Terus, si romo menganjurkan agar aku mengubah sudut pandangku. “Main ping-pong itu butuh lawan. Bayangkan kalau kamu main ping-pong, tapi nggak ada lawannya. Nggak seru kan? Begitu juga hidup. Cobaan dan godaan itu ibarat lawan tanding kita main ping-pong.” Aku mengangguk-angguk sambil membayangkan permainan ping-pong. Pas sekali analogi ping-pong si romo. Olahraga ini baru aku pelajari ketika berada dalam biara ini. Ternyata, lumayan seru juga ya. Sebelumnya, paling aku cuma jadi penonton setia. Kalau hidup seperti ping-pong, berarti aku harus menerima setiap cobaan dan godaan sebagai “partner” bermain “ping-pong hidup” ini. Belajar menikmati pergumulan akibat cobaan dan godaan yang datang.

Kemudian, aku bertanya,”Lah, Romo, masak kita menikmati godaan? Dosa terus dong?” “Yo ndak to, Nak”, jawabnya cepat. “Kan waktu kamu main ping-pong, kamu selalu berjuang menjadi lebih baik dan menikmati perjuanganmu itu. Kamu menikmati proses berjuang melatih diri sekaligus mengalahkan lawan. Kalau main cuma untuk asal pukul dan nggak jadi lebih pinter, buat apa main ping-pong?” Aku manggut-manggut lagi, tanda mengerti. “Bener juga ya, Mo.

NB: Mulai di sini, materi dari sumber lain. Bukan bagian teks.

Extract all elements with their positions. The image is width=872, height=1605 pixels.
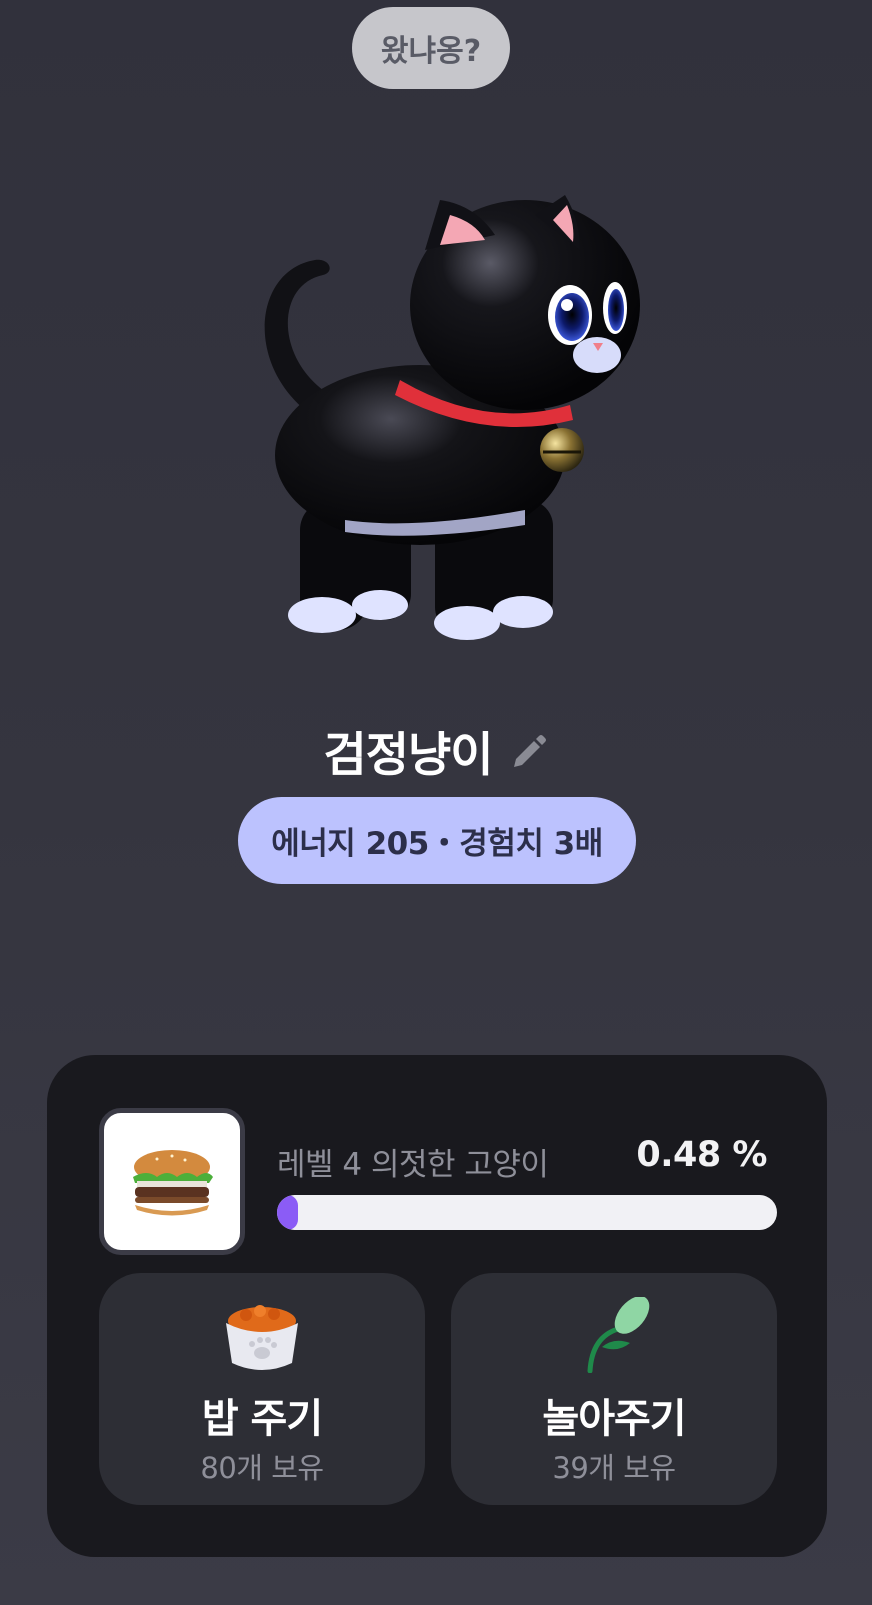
feed-button[interactable]: 밥 주기 80개 보유 — [99, 1273, 425, 1505]
pet-name-row: 검정냥이 — [0, 715, 872, 785]
level-progress-bar — [277, 1195, 777, 1230]
level-percent: 0.48 % — [636, 1135, 767, 1175]
feed-label: 밥 주기 — [201, 1396, 323, 1442]
hamburger-icon — [133, 1149, 213, 1215]
food-bowl-icon — [226, 1305, 298, 1370]
status-panel: 레벨 4 의젓한 고양이 0.48 % 밥 주기 80개 보유 놀아주기 39개… — [47, 1055, 827, 1557]
cat-toy-icon — [587, 1297, 650, 1373]
play-count: 39개 보유 — [552, 1451, 676, 1485]
feed-count: 80개 보유 — [200, 1451, 324, 1485]
play-label: 놀아주기 — [542, 1396, 686, 1442]
energy-text: 에너지 205・경험치 3배 — [271, 826, 603, 862]
level-label: 레벨 4 의젓한 고양이 — [277, 1147, 549, 1183]
pet-name: 검정냥이 — [323, 727, 494, 783]
pencil-icon[interactable] — [508, 733, 548, 773]
play-button[interactable]: 놀아주기 39개 보유 — [451, 1273, 777, 1505]
greeting-bubble: 왔냐옹? — [352, 7, 510, 89]
energy-badge: 에너지 205・경험치 3배 — [238, 797, 636, 884]
black-cat-image[interactable] — [235, 180, 655, 670]
greeting-text: 왔냐옹? — [380, 34, 482, 69]
level-progress-fill — [277, 1195, 298, 1230]
level-item-box[interactable] — [99, 1108, 245, 1255]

Tapi, beliau mengingatkanku untuk tetap percaya dan berusaha. “Seringkali, ketika kita belum mampu mengalahkan satu lawan, kita frustasi. Lalu, kita putus asa dan merasa kita nggak mungkin bisa pinter main ping-pong. Akhirnya, kita berhenti main sama sekali karena merasa telah gagal.” Aku kaget (lagi), tertusuk kata-kata beliau. Memang, aku sering putus asa dan merasa tidak mungkin mampu menjadi orang kudus. Ternyata, aku harus tetap percaya dan berusaha. Ia sendiri yang memintaku untuk menjadi sempurna seperti Bapa-Nya (Mat 5.48). Ia pasti menyertai aku dalam perjalanan pertobatan ini.

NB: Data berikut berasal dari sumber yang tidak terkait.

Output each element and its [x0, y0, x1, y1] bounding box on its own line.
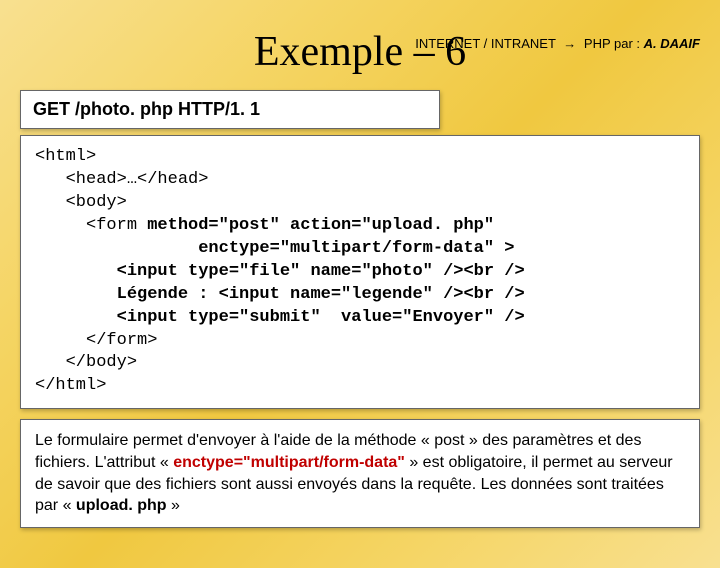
code-line-bold: <input type="submit" value="Envoyer" /> — [35, 308, 525, 327]
header-right-prefix: PHP par : — [584, 36, 644, 51]
code-line: </body> — [35, 353, 137, 372]
code-line: <form — [35, 216, 147, 235]
description-box: Le formulaire permet d'envoyer à l'aide … — [20, 419, 700, 527]
code-line: </form> — [35, 331, 157, 350]
code-line: <html> — [35, 147, 96, 166]
header-author: A. DAAIF — [644, 36, 700, 51]
arrow-right-icon: → — [563, 36, 576, 51]
http-request-line: GET /photo. php HTTP/1. 1 — [33, 99, 260, 119]
code-line-bold: <input type="file" name="photo" /><br /> — [35, 262, 525, 281]
header-left: INTERNET / INTRANET — [415, 36, 555, 51]
code-line-bold: enctype="multipart/form-data" > — [35, 239, 514, 258]
http-request-box: GET /photo. php HTTP/1. 1 — [20, 90, 440, 129]
code-line-bold: Légende : <input name="legende" /><br /> — [35, 285, 525, 304]
code-line: <head>…</head> — [35, 170, 208, 189]
code-box: <html> <head>…</head> <body> <form metho… — [20, 135, 700, 409]
code-line-bold: method="post" action="upload. php" — [147, 216, 494, 235]
description-bold: upload. php — [76, 497, 167, 514]
code-line: </html> — [35, 376, 106, 395]
code-line: <body> — [35, 193, 127, 212]
description-text: » — [167, 497, 180, 514]
header-strip: INTERNET / INTRANET → PHP par : A. DAAIF — [415, 36, 700, 51]
description-highlight: enctype="multipart/form-data" — [173, 454, 405, 471]
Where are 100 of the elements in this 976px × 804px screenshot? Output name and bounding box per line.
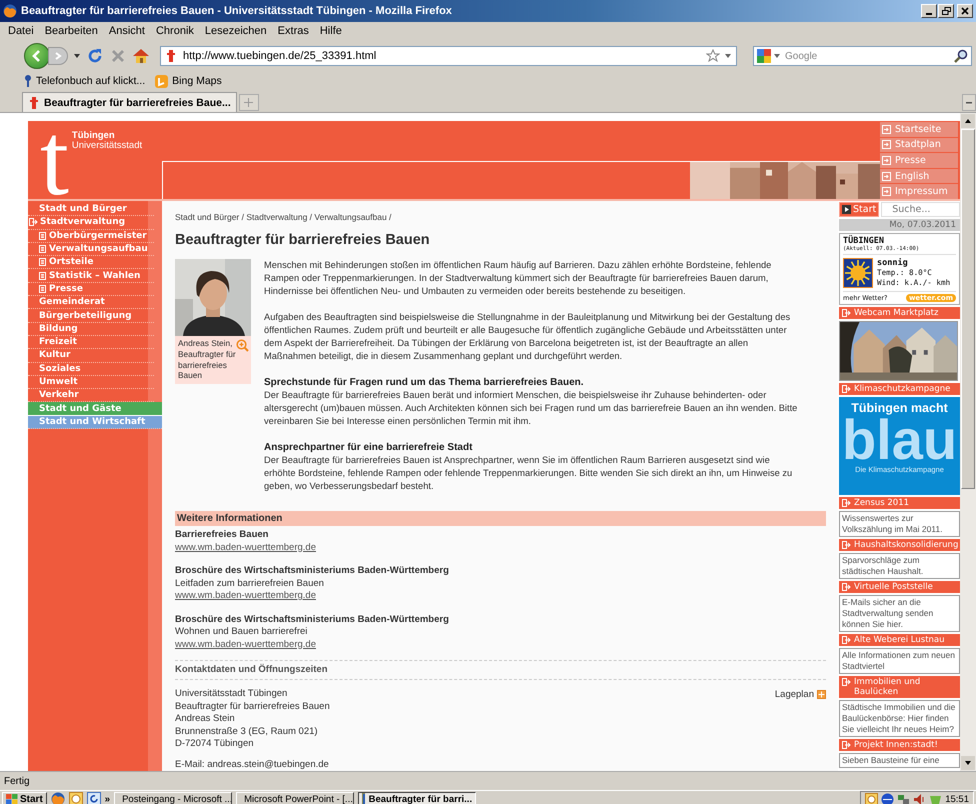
box-header[interactable]: Klimaschutzkampagne xyxy=(839,383,960,395)
box-text: Sparvorschläge zum städtischen Haushalt. xyxy=(839,553,960,579)
link[interactable]: www.wm.baden-wuerttemberg.de xyxy=(175,542,316,554)
nav-item[interactable]: Verwaltungsaufbau xyxy=(28,242,154,256)
search-field[interactable]: Suche... xyxy=(881,202,960,217)
bookmark-item[interactable]: Bing Maps xyxy=(155,74,222,88)
dropdown-caret-icon[interactable] xyxy=(725,54,731,58)
menu-item[interactable]: Bearbeiten xyxy=(44,25,98,37)
tab-list-button[interactable] xyxy=(962,94,976,111)
search-field[interactable]: Google xyxy=(753,46,972,66)
nav-item[interactable]: Freizeit xyxy=(28,336,154,350)
box-header[interactable]: Zensus 2011 xyxy=(839,497,960,509)
nav-item[interactable]: Oberbürgermeister xyxy=(28,230,154,243)
restore-icon xyxy=(942,7,950,15)
clock-icon[interactable] xyxy=(865,792,878,804)
plus-icon xyxy=(244,98,254,107)
map-link[interactable]: Lageplan xyxy=(774,688,826,700)
firefox-icon[interactable] xyxy=(50,792,65,804)
speaker-icon[interactable] xyxy=(913,792,926,804)
box-header[interactable]: Virtuelle Poststelle xyxy=(839,581,960,593)
search-placeholder: Google xyxy=(784,50,818,62)
paragraph: Der Beauftragte für barrierefreies Bauen berät und informiert Menschen, die beispielsweise ihr Zuhause behinderten- oder altersgerecht (um)bauen müssen. Auch Architekten können sich bei Fragen rund um das barrierefreie Bauen an ihn wenden. Bitte vereinbaren Sie bei Interesse einen persönlichen Termin mit ihm. xyxy=(264,389,798,428)
box-text: Wissenswertes zur Volkszählung im Mai 2011. xyxy=(839,511,960,537)
clock-time: 15:51 xyxy=(945,794,969,804)
nav-item[interactable]: Soziales xyxy=(28,362,154,376)
nav-item[interactable]: Bürgerbeteiligung xyxy=(28,309,154,323)
box-header[interactable]: Webcam Marktplatz xyxy=(839,307,960,319)
arrow-icon xyxy=(842,541,851,549)
address-line: Beauftragter für barrierefreies Bauen xyxy=(175,700,330,713)
window-title: Beauftragter für barrierefreies Bauen - Universitätsstadt Tübingen - Mozilla Firefox xyxy=(21,5,452,17)
box-text: E-Mails sicher an die Stadtverwaltung senden können Sie hier. xyxy=(839,595,960,632)
arrow-box-icon xyxy=(882,187,891,196)
menu-item[interactable]: Chronik xyxy=(156,25,194,37)
more-chevron[interactable]: » xyxy=(104,794,110,804)
network-icon[interactable] xyxy=(897,792,910,804)
home-icon[interactable] xyxy=(132,48,150,64)
scrollbar[interactable] xyxy=(960,113,976,771)
dropdown-caret-icon[interactable] xyxy=(774,54,780,58)
nav-item[interactable]: Stadt und Wirtschaft xyxy=(28,416,162,430)
menu-item[interactable]: Hilfe xyxy=(320,25,342,37)
list-icon xyxy=(39,272,46,280)
section-bar: Weitere Informationen xyxy=(175,511,826,526)
back-button[interactable] xyxy=(24,43,50,69)
nav-item[interactable]: Stadt und Gäste xyxy=(28,402,162,416)
menu-item[interactable]: Extras xyxy=(278,25,309,37)
box-text: Alle Informationen zum neuen Stadtviertel xyxy=(839,648,960,674)
search-button[interactable]: Start xyxy=(839,202,880,217)
photo-caption: Andreas Stein, Beauftragter für barrierefreies Bauen xyxy=(178,338,236,380)
link[interactable]: www.wm.baden-wuerttemberg.de xyxy=(175,590,316,602)
start-button[interactable]: Start xyxy=(2,792,47,804)
section-heading: Kontaktdaten und Öffnungszeiten xyxy=(175,660,826,680)
taskbar-button[interactable]: Microsoft PowerPoint - [... xyxy=(236,792,354,804)
minimize-button[interactable] xyxy=(921,4,937,18)
nav-item[interactable]: Gemeinderat xyxy=(28,296,154,310)
site-favicon xyxy=(164,49,178,63)
scroll-up-icon[interactable] xyxy=(961,114,975,128)
scroll-thumb[interactable] xyxy=(961,129,975,489)
refresh-icon[interactable] xyxy=(86,792,101,804)
box-header[interactable]: Immobilien und Baulücken xyxy=(839,676,960,698)
header-link[interactable]: Startseite xyxy=(880,122,958,137)
taskbar-button[interactable]: Beauftragter für barri... xyxy=(358,792,476,804)
browser-tab[interactable]: Beauftragter für barrierefreies Baue... xyxy=(22,92,237,112)
nav-item[interactable]: Stadt und Bürger xyxy=(28,203,154,216)
nav-item[interactable]: Statistik – Wahlen xyxy=(28,269,154,283)
close-button[interactable] xyxy=(957,4,973,18)
header-link[interactable]: Stadtplan xyxy=(880,138,958,152)
breadcrumb: Stadt und Bürger / Stadtverwaltung / Verwaltungsaufbau / xyxy=(175,212,392,222)
header-link[interactable]: English xyxy=(880,168,958,184)
search-engine-icon xyxy=(757,49,771,63)
address-line: Universitätsstadt Tübingen xyxy=(175,688,288,700)
address-field[interactable]: http://www.tuebingen.de/25_33391.html xyxy=(160,46,737,66)
bookmark-item[interactable]: Telefonbuch auf klickt... xyxy=(24,75,146,87)
dropdown-caret-icon[interactable] xyxy=(74,54,80,58)
nav-item[interactable]: Presse xyxy=(28,282,154,296)
address-line: D-72074 Tübingen xyxy=(175,738,255,750)
weather-condition: sonnig xyxy=(877,258,909,268)
box-header[interactable]: Haushaltskonsolidierung xyxy=(839,539,960,551)
menu-item[interactable]: Ansicht xyxy=(108,25,145,37)
forward-button[interactable] xyxy=(48,47,68,65)
clock-icon[interactable] xyxy=(68,792,83,804)
nav-item[interactable]: Bildung xyxy=(28,322,154,336)
nav-item[interactable]: Ortsteile xyxy=(28,256,154,270)
nav-item[interactable]: Stadtverwaltung xyxy=(28,216,154,230)
menu-item[interactable]: Datei xyxy=(8,25,34,37)
search-icon[interactable] xyxy=(954,49,968,63)
box-header[interactable]: Alte Weberei Lustnau xyxy=(839,634,960,646)
scroll-down-icon[interactable] xyxy=(961,756,975,770)
menu-item[interactable]: Lesezeichen xyxy=(204,25,267,37)
reload-icon[interactable] xyxy=(86,47,104,65)
header-link[interactable]: Impressum xyxy=(880,184,958,199)
link[interactable]: www.wm.baden-wuerttemberg.de xyxy=(175,638,316,651)
box-text: Sieben Bausteine für eine xyxy=(839,753,960,768)
maximize-button[interactable] xyxy=(938,4,954,18)
box-text: Städtische Immobilien und die Baulückenbörse: Hier finden Sie vielleicht Ihr neues Heim? xyxy=(839,700,960,737)
box-header[interactable]: Projekt Innen:stadt! xyxy=(839,739,960,751)
arrow-icon xyxy=(29,218,38,226)
nav-item[interactable]: Umwelt xyxy=(28,376,154,390)
star-icon[interactable] xyxy=(706,49,720,63)
header-link[interactable]: Presse xyxy=(880,153,958,168)
nav-item[interactable]: Kultur xyxy=(28,349,154,363)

Ketika satu lawan berhasil dikalahkan”, lanjut si romo,”akan ada lawan lain lagi yang lebih tangguh.” Aku mendengarkan sambil membayangkan perkembangan permainanku sendiri. Awalnya, mengembalikan bola aja aku nggak bisa. Lalu, perlahan aku mulai belajar servis, mengarahkan bola, hingga belajar smash. Nggak terasa, sekarang aku bisa. Paling nggak, aku tidak malu-maluin amat. Begitu pula, aku akan semakin kudus dan kudus berkat rahmat Allah, yang memurnikan aku melalui cobaan dan godaan yang datang dan pergi. “Yang penting, kamu tetap sabar dan menikmati proses. Nggak ada yang instan. Tuhan nggak pakai cara instan, termasuk ketika menebus kita. Dia sampai menderita begitu payah. Wong, mie instan aja tetep musti dimasak dulu,” si romo menutup penjelasannya dengan senyum lebar.

Aku harus banyak berlatih ping-pong kehidupan ini. Jelas, aku tidak mungkin menghilangkan partner-partnerku. Keduanya memiliki tujuan yang berbeda. Cobaan datang untuk menguji kesetiaanku, sedangkan godaan datang dari Setan untuk menjatuhkan dan menjauhkan aku dari Allah. Tapi, keduanya diizinkan Allah untuk memurnikan aku. Aku ini hanya pemintal gulali yang tidak berpengalaman main ping-pong. Semoga Tuhan sudi mengajarku bermain ping-pong kehidupan.

Aku begitu tak berdaya untuk memanjat tebing terjal tangga kesempurnaan. Namun, dalam Kitab Suci, aku menemukan ayat-ayat Kebijaksanaan Abadi yang mengatakan : ‘Siapa yang tak berpengalaman, singgahlah kemari…’” – St. Therese Lisieux.